Publishing and maintaining a large directory structure

I have a process that’s producing a new file every minute, and I’d like to make all of these files available over IPFS. In particular, I’d like the entire set of files to be easily accessible to anyone.

When these files are produced, I organize them into a tree structure of Year-Month-Day-Hour hierarchical directories with 60 minute files in the Hour directory. Over the course of a year, I’ll produce a few hundred thousand files that are organized in this way.

To make all of this available over IPFS, I assume that I can simply use IPNS on the top node (e.g. the Year directory).

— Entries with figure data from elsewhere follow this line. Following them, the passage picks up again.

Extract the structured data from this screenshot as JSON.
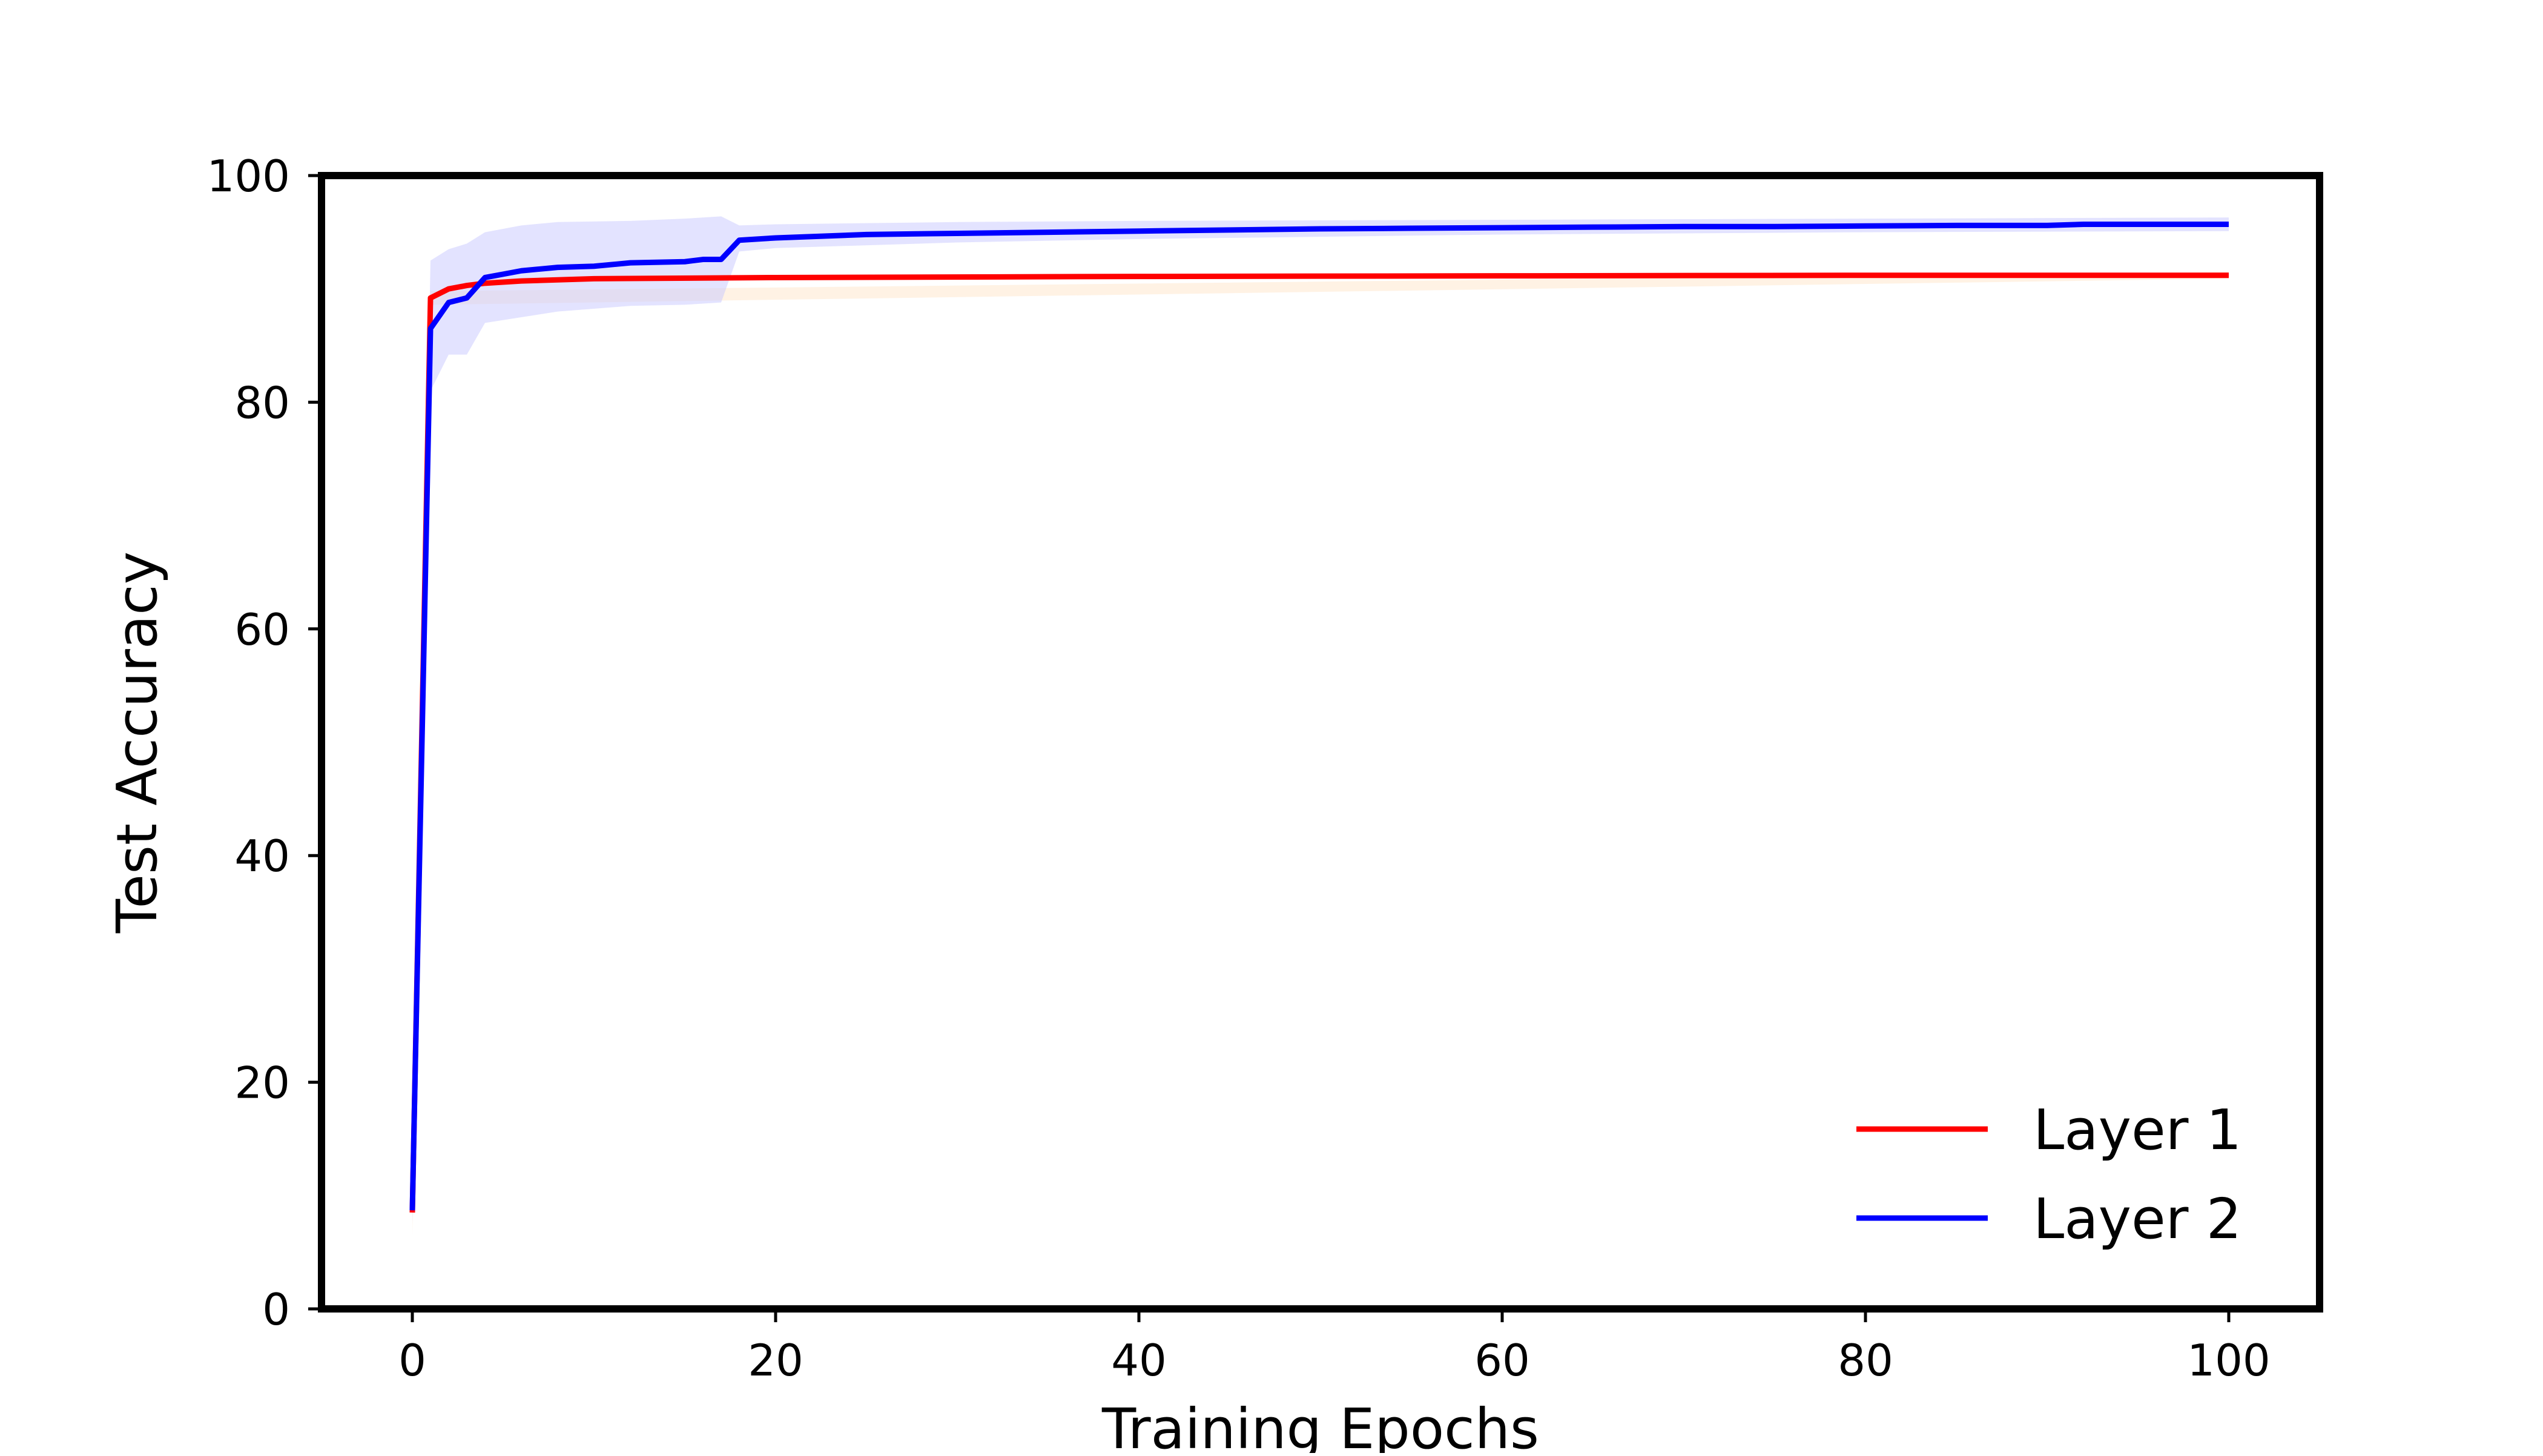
{
  "chart_data": {
    "type": "line",
    "title": "",
    "xlabel": "Training Epochs",
    "ylabel": "Test Accuracy",
    "xlim": [
      -5,
      105
    ],
    "ylim": [
      0,
      100
    ],
    "x_ticks": [
      0,
      20,
      40,
      60,
      80,
      100
    ],
    "y_ticks": [
      0,
      20,
      40,
      60,
      80,
      100
    ],
    "grid": false,
    "legend_position": "lower-right",
    "series": [
      {
        "name": "Layer 1",
        "color": "#ff0000",
        "points": [
          [
            0,
            8.5
          ],
          [
            1,
            89.2
          ],
          [
            2,
            90.0
          ],
          [
            3,
            90.3
          ],
          [
            4,
            90.5
          ],
          [
            6,
            90.7
          ],
          [
            10,
            90.9
          ],
          [
            20,
            91.0
          ],
          [
            40,
            91.1
          ],
          [
            60,
            91.15
          ],
          [
            80,
            91.2
          ],
          [
            100,
            91.2
          ]
        ],
        "band": [
          [
            0,
            6.5,
            10.5
          ],
          [
            1,
            88.6,
            89.8
          ],
          [
            100,
            90.9,
            91.5
          ]
        ]
      },
      {
        "name": "Layer 2",
        "color": "#0000ff",
        "band_color": "#c8c8ff",
        "points": [
          [
            0,
            8.7
          ],
          [
            1,
            86.5
          ],
          [
            2,
            88.8
          ],
          [
            3,
            89.2
          ],
          [
            4,
            91.0
          ],
          [
            5,
            91.3
          ],
          [
            6,
            91.6
          ],
          [
            8,
            91.9
          ],
          [
            10,
            92.0
          ],
          [
            12,
            92.3
          ],
          [
            15,
            92.4
          ],
          [
            16,
            92.6
          ],
          [
            17,
            92.6
          ],
          [
            18,
            94.3
          ],
          [
            20,
            94.5
          ],
          [
            25,
            94.8
          ],
          [
            30,
            94.9
          ],
          [
            35,
            95.0
          ],
          [
            40,
            95.1
          ],
          [
            45,
            95.2
          ],
          [
            50,
            95.3
          ],
          [
            55,
            95.35
          ],
          [
            60,
            95.4
          ],
          [
            65,
            95.45
          ],
          [
            70,
            95.5
          ],
          [
            75,
            95.5
          ],
          [
            80,
            95.55
          ],
          [
            85,
            95.6
          ],
          [
            90,
            95.6
          ],
          [
            92,
            95.7
          ],
          [
            95,
            95.7
          ],
          [
            100,
            95.7
          ]
        ],
        "band": [
          [
            0,
            7.5,
            9.5
          ],
          [
            1,
            81.0,
            92.5
          ],
          [
            2,
            84.2,
            93.5
          ],
          [
            3,
            84.2,
            94.0
          ],
          [
            4,
            87.0,
            95.0
          ],
          [
            6,
            87.5,
            95.6
          ],
          [
            8,
            88.0,
            95.9
          ],
          [
            12,
            88.5,
            96.0
          ],
          [
            15,
            88.6,
            96.2
          ],
          [
            17,
            88.8,
            96.4
          ],
          [
            18,
            93.3,
            95.6
          ],
          [
            20,
            93.6,
            95.7
          ],
          [
            30,
            94.1,
            95.9
          ],
          [
            40,
            94.4,
            96.0
          ],
          [
            60,
            94.8,
            96.1
          ],
          [
            80,
            95.0,
            96.2
          ],
          [
            100,
            95.1,
            96.3
          ]
        ]
      }
    ]
  }
}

If I update this every time I add a new file (every minute), everything should be available and always up to date.

So my question is: Is this the right way to do this? It seems to me that to hash the topmost node, hashes for a few hundred thousand files will need to be calculated which doesn’t seem so efficient. Is there a better way to do this?

1 Like

That should be no problem whatsoever, as long as there are not too many children at one level, which won’t be the case with your chosen directory structure.

That’s not how it works. In a merkle dag, the hash of a branch is computed by hashing the hashes of the children. So even if you have a very large hierarchical structure, the effort for computing the new root hash is tolerable. It is usually dominated by the effort for hashing the new content, which has to be done anyway to add it to ipfs.

Hint for doing this: the ipfs object patch command is what you want. Basically, you start with an empty directory, and then use object patch add-link -p -- <current> <path> <value>, where current is the hash of the current directory, path is a / separated path, and value is the hash of the new entry (file or directory). In your case path would be e.g. ‘2018/06/01/19’.

The command produces a new directory and returns the hash of that. You need to persist it somewhere. The usual recommendation is to use IPNS, but an alternative is to just directly update a dns record. At actyx.io , we found using DNS (aws route53) more reliable than IPNS. YMMV.